Population structure of two Antarctic ice-associated copepods, Drescheriella glacialis and Paralabidocera antarctica, in winter sea ice
Swadling, KM, Population structure of two Antarctic ice-associated copepods, Drescheriella glacialis and Paralabidocera antarctica, in winter sea ice, Marine Biology, 139, (3) pp. 597-603. ISSN 0025-3162 (2001) [Refereed Article]

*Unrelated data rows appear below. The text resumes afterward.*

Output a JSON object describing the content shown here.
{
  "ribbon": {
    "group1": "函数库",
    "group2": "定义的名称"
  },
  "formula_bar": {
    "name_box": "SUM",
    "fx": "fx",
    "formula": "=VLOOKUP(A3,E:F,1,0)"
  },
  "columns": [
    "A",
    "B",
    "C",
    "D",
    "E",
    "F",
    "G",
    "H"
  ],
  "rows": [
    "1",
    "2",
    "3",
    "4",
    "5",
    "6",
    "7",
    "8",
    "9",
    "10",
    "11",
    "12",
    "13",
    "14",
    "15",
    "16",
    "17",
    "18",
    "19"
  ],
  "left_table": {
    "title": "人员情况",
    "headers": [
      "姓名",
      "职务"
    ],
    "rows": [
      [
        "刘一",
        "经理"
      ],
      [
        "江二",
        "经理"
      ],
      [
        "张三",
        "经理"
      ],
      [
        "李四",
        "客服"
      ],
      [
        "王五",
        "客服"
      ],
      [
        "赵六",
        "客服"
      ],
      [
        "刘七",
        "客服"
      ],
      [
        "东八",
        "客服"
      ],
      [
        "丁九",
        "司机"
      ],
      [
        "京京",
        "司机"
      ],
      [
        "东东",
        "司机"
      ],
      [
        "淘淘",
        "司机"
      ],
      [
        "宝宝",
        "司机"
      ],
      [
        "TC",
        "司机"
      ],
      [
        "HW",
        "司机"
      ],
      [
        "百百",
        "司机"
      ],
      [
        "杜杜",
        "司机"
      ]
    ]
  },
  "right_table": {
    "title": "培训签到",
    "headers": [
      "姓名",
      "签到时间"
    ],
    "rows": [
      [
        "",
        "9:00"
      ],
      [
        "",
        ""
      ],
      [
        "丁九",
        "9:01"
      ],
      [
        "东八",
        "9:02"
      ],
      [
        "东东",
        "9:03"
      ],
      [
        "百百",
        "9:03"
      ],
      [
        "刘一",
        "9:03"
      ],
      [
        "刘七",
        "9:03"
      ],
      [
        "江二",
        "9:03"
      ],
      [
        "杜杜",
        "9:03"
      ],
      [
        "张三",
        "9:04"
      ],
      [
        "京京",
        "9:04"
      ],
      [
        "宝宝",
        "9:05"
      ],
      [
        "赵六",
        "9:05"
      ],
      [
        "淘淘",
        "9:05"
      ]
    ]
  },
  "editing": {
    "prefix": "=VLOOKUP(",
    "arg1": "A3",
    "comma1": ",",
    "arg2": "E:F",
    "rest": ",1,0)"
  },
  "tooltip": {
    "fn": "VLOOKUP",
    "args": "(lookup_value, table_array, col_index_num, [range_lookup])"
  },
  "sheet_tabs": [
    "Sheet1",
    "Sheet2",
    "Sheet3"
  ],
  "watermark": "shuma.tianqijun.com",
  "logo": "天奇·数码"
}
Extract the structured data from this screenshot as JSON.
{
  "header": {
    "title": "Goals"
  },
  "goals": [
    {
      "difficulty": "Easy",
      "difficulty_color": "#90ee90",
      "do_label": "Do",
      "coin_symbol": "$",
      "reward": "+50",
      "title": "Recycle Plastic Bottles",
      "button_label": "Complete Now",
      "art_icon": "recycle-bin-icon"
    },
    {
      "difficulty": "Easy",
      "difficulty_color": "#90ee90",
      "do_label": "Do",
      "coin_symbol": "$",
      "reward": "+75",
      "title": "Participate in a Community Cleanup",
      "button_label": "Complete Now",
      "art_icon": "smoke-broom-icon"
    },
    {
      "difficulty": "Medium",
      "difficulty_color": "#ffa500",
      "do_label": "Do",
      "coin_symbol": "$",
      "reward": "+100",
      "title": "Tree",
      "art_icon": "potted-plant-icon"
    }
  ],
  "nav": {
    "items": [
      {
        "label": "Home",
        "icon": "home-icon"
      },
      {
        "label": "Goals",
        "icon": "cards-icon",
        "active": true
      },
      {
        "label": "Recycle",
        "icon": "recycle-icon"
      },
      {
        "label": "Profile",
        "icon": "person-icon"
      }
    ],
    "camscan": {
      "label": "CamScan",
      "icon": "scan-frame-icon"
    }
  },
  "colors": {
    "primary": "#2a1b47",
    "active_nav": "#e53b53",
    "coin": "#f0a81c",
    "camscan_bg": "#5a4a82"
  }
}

The spatial distribution and population structure of two dominant ice-associated copepods, Drescheriella glacialis and Paralabidocera antarctica, were studied during winter at nine locations in east Antarctic fast ice. These species accounted for at least 90% of the total metazoan abundance at each location. Abundances were high, reaching 175 individuals 1-1 (190,000 m-2) for D. glacialis and 660 1-1 (901,000 m-2) for P. antarctica. These abundances were probably partly supported by the high biomass of ice-algae (Pearson correlation coefficient, r=0.75), as indicated by chlorophyll-α concentrations (1.7-10.1 μg 1-1). The population structures of each species suggested very different life-history strategies. All developmental stages of D. glacialis were isolated from the ice cores, including females with egg sacs, supporting the hypothesis that this species reproduces in the sea ice during winter. This strategy might assist D. glacialis in leading a continually colonising existence, whereby it responds opportunistically to the availability of favourable habitat patches. The populations of P. antarctica were composed primarily of nauplii (>99%), consistent with past observations of a synchronised life cycle for this species. The strong coupling of the developmental cycle of P. antarctica to the growth and decay of sea ice suggests that local extinctions might occur in areas where ice break-out is unpredictable.